For stratified plankton surveys, stratum details, such as stratum
code and area (in square kilometres) are stored in the table
t_stratum (Table 3). These strata may not necessarily be the same as
those used for trawling during the same trip (as recorded in the
trawl database). Notice that there is an optional link from t_trip to
t_stratum; this means that not all trips have to have strata, i.e.,
unstratified plankton surveys.
Any one trip also relates to many stations. This is a mandatory
relationship: a trip has to have at least one station before it can
be entered into the database. Generally, a station is the location at
which the plankton gear was deployed. Details for the station, such
as shot start and finish location, time, depth, gear performance and
environment parameters are stored in the table t_station (Table 4).
This table differs from the standard station table in the trawl
database because it allows for up to 3 positions to be recorded
(shot, start, and finish) for a station: the shot time and position
is taken where the gear is first deployed; the start time and
position is taken where the gear has reached the target depth and has
started to be hauled; and the finish time and position is taken when
the net reaches the sea surface. This is illustrated in Figure 3.
Figure 3: Origin of the three sets of time and
position for a station.
In some instances, the shot and start positions of the gear are
one in the same thing.
However, usually a gear does not start to collect samples until is
has reached it's target depth and opened by a remote trigger, or when
it get forward motion from when then wire has stopped being paid out
and the vessel moves forward and/or the wire has started to be hauled
in.
Note that a station may or may not occur within a pre-defined
stratum (the table t_station contains the attribute stratum) and that
one stratum may or may not contain stations.
Therefore, there is a two-way optional many-to-one relationship
between t_station and t_stratum.
Like the table t_trip, t_station has its own comments table
t_stat_comm (Table 5). The same arguments that have been used for the
creation of the t_trip_comm table also apply here.

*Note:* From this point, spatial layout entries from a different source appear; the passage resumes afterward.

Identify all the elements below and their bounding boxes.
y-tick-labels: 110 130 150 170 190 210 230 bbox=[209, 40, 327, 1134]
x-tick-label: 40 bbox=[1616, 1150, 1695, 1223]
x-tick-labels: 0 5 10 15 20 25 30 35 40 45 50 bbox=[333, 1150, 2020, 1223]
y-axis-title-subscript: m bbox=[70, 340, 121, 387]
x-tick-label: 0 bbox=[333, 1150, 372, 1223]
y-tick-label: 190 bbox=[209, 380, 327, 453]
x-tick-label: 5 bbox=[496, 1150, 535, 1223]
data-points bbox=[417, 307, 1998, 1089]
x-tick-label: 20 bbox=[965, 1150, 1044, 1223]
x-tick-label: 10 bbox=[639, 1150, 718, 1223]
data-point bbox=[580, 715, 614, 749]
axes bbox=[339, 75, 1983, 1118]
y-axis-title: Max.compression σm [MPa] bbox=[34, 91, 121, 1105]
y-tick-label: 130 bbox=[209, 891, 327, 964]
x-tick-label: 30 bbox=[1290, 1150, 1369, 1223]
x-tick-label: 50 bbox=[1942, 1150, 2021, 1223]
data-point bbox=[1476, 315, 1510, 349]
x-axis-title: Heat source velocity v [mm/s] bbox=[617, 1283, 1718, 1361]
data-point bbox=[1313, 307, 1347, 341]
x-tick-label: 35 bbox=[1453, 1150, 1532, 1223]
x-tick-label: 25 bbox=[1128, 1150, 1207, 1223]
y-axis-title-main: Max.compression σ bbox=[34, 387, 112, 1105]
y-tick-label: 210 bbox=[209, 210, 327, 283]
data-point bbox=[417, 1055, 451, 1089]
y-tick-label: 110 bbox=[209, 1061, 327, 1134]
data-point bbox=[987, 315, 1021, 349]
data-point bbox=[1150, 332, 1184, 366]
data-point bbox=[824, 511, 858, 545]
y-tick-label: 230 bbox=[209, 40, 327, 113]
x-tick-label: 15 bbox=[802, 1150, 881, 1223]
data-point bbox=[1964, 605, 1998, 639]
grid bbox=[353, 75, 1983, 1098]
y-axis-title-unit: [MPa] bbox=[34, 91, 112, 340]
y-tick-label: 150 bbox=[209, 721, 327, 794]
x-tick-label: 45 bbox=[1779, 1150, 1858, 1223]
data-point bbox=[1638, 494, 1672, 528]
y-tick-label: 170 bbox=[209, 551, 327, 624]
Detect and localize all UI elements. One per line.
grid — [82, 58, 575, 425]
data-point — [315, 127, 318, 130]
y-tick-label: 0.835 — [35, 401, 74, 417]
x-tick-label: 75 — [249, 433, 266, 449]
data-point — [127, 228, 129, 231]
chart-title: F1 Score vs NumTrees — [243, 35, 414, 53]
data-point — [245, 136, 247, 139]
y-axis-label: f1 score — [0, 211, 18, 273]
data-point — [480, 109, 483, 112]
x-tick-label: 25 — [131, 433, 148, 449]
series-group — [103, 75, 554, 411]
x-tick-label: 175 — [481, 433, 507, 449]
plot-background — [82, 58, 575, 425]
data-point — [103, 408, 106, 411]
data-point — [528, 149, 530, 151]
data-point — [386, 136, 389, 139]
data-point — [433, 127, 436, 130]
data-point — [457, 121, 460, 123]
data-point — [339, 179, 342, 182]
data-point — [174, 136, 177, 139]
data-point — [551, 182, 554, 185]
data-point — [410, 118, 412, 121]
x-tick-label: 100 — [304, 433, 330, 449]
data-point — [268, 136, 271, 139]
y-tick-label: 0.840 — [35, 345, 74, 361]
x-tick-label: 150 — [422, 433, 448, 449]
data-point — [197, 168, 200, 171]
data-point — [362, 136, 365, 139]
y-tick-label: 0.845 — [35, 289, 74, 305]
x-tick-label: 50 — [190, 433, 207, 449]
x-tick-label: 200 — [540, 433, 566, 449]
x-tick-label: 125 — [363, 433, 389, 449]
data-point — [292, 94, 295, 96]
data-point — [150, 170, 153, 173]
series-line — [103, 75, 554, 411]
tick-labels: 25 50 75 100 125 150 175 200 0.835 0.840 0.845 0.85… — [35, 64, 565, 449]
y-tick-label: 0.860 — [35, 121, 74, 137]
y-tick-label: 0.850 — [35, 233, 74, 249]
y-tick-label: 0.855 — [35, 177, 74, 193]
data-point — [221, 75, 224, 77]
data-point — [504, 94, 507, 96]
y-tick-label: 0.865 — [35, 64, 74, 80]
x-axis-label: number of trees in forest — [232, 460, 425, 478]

For plankton stations prior to the
introduction of net sondes and depth-meters, the depth and path of
the plankton gear was estimated from the angle of the gear wires at
certain intervals or wire length. These wire angle data are stored in
the table t_wire_angle (Table 6), and are linked to t_station by the
foreign keys trip_code and station_no.
Several types of plankton stations involve multiple units of gear,
each with their own mesh size and wire winches. In such cases,
details of these gears are recorded in the table t_gear_unit (Table
7), and are linked to t_station by the foreign keys trip_code and
station_no. The default for a single gear unit is for all data to be
recorded in t_station.
Samples of fish eggs are taken from each tow and are staged under
a microscope (by the number of cell divisions that have taken place).
The table t_eggs (Table 8) records the counts of the number of eggs
for each stage as collected for each sample from each catch.
Samples of the total catch from the plankton tow are also sampled
to determine the relative abundance of species. These abundance data
are recorded in the table t_abund (Table 9). This includes abundance
of fish, salps, zooplankton and microzooplankton.